Through her chatty and descriptive letters while she and the King were on tour overseas, Queen Elizabeth introduced her daughter to the wider world and the exacting demands of royal service. When their parents traveled to Canada and the United States in June 1939, Lilibet and Margaret Rose kept track of their progress on maps displayed in their schoolroom. Their mother wrote that Americans were “particularly easy and pleasant … and delighted to find that we were ordinary & fairly polite people with a big job of work.” She revealed that “sometimes I have tears in my eyes when one sees the emotion in their faces” but also confessed to the strain of being “almost continually ‘on show’ … there comes a moment when one’s resistance nearly goes.”
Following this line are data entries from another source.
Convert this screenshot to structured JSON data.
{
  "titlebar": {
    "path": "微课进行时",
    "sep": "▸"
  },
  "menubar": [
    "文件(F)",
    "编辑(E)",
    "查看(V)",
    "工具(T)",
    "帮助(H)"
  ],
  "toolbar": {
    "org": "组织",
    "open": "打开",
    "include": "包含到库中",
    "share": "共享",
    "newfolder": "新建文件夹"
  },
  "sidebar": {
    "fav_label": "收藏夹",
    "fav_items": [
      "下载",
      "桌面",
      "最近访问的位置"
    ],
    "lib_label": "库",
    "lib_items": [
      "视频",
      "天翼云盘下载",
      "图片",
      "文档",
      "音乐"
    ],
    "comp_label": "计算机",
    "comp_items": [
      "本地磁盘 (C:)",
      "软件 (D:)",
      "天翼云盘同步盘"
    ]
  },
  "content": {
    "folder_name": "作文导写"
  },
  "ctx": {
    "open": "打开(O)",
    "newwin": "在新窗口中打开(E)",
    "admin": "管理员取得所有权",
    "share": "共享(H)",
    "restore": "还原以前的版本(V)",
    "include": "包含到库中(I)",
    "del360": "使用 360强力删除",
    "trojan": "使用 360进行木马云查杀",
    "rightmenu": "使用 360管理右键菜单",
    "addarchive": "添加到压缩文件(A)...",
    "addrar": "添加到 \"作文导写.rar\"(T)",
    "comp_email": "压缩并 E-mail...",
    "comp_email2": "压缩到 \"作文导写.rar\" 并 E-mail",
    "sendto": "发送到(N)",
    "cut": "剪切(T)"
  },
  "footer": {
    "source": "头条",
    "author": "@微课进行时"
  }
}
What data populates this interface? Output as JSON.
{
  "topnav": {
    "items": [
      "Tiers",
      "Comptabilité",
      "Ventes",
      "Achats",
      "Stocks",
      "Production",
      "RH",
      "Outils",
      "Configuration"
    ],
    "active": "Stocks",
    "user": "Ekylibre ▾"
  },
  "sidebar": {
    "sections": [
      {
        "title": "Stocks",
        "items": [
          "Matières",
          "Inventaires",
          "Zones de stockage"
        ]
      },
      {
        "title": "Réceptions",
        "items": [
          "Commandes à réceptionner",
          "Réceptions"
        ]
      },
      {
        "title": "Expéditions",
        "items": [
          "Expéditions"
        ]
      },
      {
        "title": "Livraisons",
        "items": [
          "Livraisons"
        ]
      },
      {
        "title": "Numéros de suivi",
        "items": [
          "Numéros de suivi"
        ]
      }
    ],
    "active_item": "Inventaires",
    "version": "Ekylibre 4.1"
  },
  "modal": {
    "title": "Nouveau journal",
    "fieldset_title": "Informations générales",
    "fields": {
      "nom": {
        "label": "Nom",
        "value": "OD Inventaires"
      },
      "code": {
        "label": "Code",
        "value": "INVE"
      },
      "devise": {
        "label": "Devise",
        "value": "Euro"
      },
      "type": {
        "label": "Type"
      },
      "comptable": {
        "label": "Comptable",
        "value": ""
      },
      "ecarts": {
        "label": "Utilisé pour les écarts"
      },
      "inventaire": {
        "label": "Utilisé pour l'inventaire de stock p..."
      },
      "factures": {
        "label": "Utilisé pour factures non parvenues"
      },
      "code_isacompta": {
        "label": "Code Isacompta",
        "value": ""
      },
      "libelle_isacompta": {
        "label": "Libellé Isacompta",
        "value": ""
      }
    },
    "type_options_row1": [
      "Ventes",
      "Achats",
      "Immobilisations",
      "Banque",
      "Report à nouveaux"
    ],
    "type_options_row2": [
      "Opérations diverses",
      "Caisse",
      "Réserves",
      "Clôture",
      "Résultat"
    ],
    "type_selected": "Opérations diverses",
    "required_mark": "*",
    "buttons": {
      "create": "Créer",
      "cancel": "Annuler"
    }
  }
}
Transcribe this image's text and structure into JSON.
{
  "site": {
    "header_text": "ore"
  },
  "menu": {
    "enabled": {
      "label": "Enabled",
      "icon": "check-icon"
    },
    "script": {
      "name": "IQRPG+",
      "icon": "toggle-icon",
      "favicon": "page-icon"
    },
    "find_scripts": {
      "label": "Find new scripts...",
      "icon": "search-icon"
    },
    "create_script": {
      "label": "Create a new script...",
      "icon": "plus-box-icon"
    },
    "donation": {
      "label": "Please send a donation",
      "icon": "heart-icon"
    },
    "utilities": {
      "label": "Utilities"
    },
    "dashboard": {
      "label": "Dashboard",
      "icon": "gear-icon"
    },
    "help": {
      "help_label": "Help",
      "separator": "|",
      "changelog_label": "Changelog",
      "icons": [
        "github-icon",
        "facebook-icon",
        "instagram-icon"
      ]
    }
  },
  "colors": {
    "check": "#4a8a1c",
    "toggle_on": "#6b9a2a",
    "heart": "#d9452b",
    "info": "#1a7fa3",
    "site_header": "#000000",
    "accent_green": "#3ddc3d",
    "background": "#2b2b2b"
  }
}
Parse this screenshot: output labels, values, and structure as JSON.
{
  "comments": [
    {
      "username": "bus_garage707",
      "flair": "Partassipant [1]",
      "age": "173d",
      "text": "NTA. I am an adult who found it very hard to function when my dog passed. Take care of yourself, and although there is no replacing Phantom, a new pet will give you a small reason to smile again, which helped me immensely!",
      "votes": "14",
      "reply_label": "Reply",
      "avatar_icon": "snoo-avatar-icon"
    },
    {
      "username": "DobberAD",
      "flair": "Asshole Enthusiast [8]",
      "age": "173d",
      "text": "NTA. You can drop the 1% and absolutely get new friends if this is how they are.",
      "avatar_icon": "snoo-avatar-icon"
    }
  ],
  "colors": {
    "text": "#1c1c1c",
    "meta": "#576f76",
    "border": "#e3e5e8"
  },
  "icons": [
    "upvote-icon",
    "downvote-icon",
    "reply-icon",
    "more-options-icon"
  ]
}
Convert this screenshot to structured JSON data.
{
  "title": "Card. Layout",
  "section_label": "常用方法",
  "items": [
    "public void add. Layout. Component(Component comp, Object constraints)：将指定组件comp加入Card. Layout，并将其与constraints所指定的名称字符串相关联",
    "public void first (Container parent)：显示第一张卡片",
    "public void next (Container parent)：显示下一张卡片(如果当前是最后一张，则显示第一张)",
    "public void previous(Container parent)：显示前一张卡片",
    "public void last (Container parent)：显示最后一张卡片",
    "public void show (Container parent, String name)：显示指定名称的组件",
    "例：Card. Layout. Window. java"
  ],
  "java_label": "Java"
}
With her mother’s guidance, Lilibet also developed a deeply held Christian faith. Queen Elizabeth read Bible stories and instructed her daughter in the collects and psalms from the Book of Common Prayer. “The Queen knows the prayer book backwards,” said George Carey, the 103rd Archbishop of Canterbury and later Lord Carey of Clifton. Queen Elizabeth showed her devotion by kneeling to pray each night, a practice her daughter was said to continue. “She comes from a generation in which kneeling by the side of the bed is quite natural,” said Carey. “Attitude helps you to pray, and if you are on your knees it creates a mood of submission before the Almighty.”

Queen Elizabeth also instructed her daughter in practical matters. Clarissa Eden, the widow of Sir Anthony Eden (the 1st Earl of Avon), Elizabeth II’s second prime minister, marveled that the Queen would “sit up at a slight distance from the chair back. She can sit like that for hours.” This habit she learned early from her mother, who firmly believed “a lady’s back should never touch the back of her chair.”

As a little girl, Lilibet had a hot temper—a family trait shared not only by her father, but George V and Edward VII—that her mother’s soothing personality tamed through example and exhortation. Queen Elizabeth’s mother, the Countess of Strathmore, “brought up her children and they brought up their children to be in control of their temper and moods, and to never allow their moods to dominate,” said Mary Clayton. Queen Elizabeth’s enlightened tenets for parenting were grounded in encouragement and understanding: avoid ridicule, discourage showing off, speak quietly, and “never shout or frighten” or “you lose their delightful trust in you.” As she wrote in one letter to Lilibet, “remember to keep your temper & your word & be loving.”